Thu Feb 10 09:13:53 UTC 2022

On Wed, Feb 09, 2022 at 04:32:58PM -0800, Namhyung Kim wrote:
> On Wed, Feb 9, 2022 at 1:09 AM Peter Zijlstra <peterz at infradead.org> wrote:
> >
> > On Tue, Feb 08, 2022 at 10:41:56AM -0800, Namhyung Kim wrote:
> >
> > > Eventually I'm mostly interested in the contended locks only and I
> > > want to reduce the overhead in the fast path.  By moving that, it'd be
> > > easy to track contended locks with timing by using two tracepoints.
> >
> > So why not put in two new tracepoints and call it a day?
> >
> > Why muck about with all that lockdep stuff just to preserve the name
> > (and in the process continue to blow up data structures etc..).
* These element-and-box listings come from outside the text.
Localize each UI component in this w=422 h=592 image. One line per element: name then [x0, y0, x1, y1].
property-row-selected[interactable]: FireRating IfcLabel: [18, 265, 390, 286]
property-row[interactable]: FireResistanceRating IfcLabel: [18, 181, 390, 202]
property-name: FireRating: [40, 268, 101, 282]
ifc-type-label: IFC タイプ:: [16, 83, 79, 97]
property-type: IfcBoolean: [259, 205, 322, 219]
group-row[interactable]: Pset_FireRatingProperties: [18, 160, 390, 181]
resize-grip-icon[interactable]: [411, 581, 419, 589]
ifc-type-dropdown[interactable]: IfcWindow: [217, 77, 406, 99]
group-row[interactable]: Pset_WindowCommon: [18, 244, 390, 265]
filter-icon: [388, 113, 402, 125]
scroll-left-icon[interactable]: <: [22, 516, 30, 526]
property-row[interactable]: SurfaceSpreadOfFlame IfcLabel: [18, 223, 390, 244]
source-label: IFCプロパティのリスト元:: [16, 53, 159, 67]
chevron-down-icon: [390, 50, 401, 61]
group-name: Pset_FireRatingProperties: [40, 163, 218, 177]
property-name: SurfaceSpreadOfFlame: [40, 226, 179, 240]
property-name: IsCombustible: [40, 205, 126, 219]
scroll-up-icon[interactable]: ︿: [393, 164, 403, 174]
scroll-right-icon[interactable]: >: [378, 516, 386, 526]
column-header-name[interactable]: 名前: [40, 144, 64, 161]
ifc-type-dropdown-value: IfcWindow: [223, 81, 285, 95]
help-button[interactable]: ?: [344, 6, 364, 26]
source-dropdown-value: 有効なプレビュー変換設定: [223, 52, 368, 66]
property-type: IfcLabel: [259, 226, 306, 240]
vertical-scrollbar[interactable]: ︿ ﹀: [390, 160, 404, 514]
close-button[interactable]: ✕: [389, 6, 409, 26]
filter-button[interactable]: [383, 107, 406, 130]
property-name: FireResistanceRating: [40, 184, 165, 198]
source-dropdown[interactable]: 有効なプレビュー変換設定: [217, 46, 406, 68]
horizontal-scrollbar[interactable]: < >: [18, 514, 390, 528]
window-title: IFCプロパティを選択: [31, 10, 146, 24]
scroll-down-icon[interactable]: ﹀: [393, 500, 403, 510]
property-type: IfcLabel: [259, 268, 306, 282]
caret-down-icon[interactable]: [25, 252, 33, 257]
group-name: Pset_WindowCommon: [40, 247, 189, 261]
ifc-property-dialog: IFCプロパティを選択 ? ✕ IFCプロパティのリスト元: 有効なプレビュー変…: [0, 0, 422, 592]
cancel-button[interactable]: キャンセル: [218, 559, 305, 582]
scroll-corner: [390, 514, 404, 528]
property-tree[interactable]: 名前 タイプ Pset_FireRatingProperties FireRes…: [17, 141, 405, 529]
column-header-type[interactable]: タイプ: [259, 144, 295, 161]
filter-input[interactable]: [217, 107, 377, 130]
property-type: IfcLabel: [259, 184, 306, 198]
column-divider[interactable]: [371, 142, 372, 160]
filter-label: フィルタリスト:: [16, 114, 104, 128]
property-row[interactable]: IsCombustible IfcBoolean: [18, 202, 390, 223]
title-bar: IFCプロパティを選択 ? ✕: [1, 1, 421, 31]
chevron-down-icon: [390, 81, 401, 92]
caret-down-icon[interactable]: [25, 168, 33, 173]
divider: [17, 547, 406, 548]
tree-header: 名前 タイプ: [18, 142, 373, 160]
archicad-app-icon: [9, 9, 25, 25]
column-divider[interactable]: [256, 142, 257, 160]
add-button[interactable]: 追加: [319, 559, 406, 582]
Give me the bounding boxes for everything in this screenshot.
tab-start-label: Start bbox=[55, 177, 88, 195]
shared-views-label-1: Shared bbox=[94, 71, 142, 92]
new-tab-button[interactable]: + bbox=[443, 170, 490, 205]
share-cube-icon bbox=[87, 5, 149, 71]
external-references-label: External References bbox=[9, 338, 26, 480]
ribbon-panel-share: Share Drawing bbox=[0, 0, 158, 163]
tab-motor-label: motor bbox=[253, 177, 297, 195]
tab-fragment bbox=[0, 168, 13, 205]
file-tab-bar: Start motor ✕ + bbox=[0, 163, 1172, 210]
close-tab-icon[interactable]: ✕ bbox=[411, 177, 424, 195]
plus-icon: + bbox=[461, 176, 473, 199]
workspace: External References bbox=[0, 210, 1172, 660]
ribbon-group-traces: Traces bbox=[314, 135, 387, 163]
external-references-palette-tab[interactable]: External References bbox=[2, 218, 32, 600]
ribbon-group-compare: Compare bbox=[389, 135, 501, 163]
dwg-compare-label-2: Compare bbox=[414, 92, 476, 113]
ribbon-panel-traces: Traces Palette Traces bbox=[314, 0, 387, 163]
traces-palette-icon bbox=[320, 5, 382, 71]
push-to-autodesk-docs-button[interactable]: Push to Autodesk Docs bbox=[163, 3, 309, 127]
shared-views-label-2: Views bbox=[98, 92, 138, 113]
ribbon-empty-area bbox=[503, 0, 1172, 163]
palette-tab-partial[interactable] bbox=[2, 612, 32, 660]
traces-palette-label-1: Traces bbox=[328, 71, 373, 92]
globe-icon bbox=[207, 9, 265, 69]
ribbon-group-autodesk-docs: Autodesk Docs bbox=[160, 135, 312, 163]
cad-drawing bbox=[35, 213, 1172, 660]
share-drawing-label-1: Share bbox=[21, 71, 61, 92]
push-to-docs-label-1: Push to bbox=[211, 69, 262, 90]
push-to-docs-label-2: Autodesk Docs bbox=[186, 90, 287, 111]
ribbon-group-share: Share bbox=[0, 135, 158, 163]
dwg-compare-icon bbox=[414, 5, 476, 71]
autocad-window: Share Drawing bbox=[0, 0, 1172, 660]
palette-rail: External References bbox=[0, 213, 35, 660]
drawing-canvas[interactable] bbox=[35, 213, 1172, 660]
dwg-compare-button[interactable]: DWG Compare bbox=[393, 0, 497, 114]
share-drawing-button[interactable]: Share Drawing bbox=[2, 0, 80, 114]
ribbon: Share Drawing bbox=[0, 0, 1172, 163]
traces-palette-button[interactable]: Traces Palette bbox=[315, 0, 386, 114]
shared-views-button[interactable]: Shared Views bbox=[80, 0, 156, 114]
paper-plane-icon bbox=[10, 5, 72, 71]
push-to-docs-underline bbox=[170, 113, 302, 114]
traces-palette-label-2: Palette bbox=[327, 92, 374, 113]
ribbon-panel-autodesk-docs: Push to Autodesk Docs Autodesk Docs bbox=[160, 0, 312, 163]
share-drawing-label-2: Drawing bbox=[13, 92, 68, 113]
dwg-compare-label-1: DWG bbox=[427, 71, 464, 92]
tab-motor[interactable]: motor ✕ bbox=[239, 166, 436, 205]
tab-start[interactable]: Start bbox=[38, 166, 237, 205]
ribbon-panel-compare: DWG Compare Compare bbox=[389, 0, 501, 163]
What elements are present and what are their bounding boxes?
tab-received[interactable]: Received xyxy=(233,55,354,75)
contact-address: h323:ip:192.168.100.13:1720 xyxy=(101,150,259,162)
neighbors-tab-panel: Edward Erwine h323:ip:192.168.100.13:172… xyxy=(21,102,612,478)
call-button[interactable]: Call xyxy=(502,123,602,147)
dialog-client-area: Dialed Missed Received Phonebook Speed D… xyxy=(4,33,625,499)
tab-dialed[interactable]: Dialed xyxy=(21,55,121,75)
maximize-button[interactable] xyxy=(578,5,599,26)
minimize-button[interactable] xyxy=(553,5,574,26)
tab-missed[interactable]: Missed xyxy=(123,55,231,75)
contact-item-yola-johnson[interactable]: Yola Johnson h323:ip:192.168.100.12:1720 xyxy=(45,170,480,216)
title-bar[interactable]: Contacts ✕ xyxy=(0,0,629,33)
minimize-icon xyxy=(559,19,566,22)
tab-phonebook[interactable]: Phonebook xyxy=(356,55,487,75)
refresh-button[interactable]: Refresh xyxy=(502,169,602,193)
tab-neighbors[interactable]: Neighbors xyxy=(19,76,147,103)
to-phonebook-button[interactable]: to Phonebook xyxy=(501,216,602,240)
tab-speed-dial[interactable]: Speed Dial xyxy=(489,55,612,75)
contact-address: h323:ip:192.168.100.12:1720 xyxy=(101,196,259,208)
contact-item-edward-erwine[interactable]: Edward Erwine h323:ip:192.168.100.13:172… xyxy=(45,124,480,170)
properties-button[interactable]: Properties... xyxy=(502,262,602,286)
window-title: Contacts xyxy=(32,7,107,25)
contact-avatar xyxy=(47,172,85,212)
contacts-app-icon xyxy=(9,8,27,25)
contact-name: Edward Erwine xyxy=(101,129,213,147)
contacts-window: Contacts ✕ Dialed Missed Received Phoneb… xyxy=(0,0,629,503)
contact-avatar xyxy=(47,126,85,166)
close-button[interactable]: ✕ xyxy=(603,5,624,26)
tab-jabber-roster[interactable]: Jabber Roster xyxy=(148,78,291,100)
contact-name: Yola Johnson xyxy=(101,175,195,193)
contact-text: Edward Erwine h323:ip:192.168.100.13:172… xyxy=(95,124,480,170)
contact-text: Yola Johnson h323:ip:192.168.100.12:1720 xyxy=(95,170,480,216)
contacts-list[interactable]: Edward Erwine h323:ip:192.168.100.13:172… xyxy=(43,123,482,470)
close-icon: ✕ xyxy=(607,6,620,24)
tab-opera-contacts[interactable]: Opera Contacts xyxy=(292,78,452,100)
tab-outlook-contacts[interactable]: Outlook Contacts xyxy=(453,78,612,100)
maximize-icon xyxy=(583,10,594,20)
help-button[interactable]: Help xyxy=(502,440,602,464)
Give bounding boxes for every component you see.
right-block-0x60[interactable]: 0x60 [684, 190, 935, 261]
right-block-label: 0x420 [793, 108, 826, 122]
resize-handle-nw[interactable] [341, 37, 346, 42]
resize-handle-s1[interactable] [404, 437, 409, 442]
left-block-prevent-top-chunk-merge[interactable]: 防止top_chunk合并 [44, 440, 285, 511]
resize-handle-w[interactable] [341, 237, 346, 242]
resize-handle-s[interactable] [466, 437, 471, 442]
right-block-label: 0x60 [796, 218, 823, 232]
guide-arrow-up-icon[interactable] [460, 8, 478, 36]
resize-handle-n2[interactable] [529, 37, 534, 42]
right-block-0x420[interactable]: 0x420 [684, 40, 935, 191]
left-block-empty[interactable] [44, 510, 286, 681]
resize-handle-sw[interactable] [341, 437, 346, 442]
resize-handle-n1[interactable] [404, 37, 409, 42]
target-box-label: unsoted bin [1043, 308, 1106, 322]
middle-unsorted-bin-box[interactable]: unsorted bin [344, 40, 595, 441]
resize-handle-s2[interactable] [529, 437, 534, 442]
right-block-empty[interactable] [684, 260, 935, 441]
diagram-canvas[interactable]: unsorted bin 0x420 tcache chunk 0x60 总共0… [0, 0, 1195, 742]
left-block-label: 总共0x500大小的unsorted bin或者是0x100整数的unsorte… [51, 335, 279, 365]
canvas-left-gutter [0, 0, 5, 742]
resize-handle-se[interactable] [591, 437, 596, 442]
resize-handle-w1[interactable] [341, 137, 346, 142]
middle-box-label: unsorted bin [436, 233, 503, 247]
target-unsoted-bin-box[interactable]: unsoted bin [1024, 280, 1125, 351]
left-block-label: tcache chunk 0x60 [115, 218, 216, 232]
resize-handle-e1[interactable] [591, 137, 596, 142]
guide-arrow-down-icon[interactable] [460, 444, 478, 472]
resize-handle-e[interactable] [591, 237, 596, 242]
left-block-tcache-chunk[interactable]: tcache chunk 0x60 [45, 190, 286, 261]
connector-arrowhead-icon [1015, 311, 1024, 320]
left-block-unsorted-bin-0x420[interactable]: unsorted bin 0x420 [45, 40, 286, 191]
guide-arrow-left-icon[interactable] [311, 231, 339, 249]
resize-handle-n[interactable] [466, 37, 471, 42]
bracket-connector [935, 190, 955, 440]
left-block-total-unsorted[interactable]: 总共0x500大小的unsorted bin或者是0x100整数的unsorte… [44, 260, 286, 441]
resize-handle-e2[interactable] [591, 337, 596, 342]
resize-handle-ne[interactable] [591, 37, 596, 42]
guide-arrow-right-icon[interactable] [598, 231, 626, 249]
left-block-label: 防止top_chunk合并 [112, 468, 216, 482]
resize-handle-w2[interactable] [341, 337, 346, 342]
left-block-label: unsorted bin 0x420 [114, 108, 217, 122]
This
> > leaves distros in a bind, will they enable this config and provide
> > tracepoints while bloating the data structures and destroying things
> > like lockref (which relies on sizeof(spinlock_t)), or not provide this
> > at all.
> 
> If it's only lockref, is it possible to change it to use arch_spinlock_t
> so that it can remain in 4 bytes?  It'd be really nice if we can keep
> spin lock size, but it'd be easier to carry the name with it for
> analysis IMHO.

It's just vile and disgusting to blow up the lock size for convenience
like this.

And no, there's more of that around. A lot of effort has been spend to
make sure spinlocks are 32bit and we're not going to give that up for
something as daft as this.

Just think harder on the analysis side. Like said; I'm thinking the
caller IP should be good enough most of the time.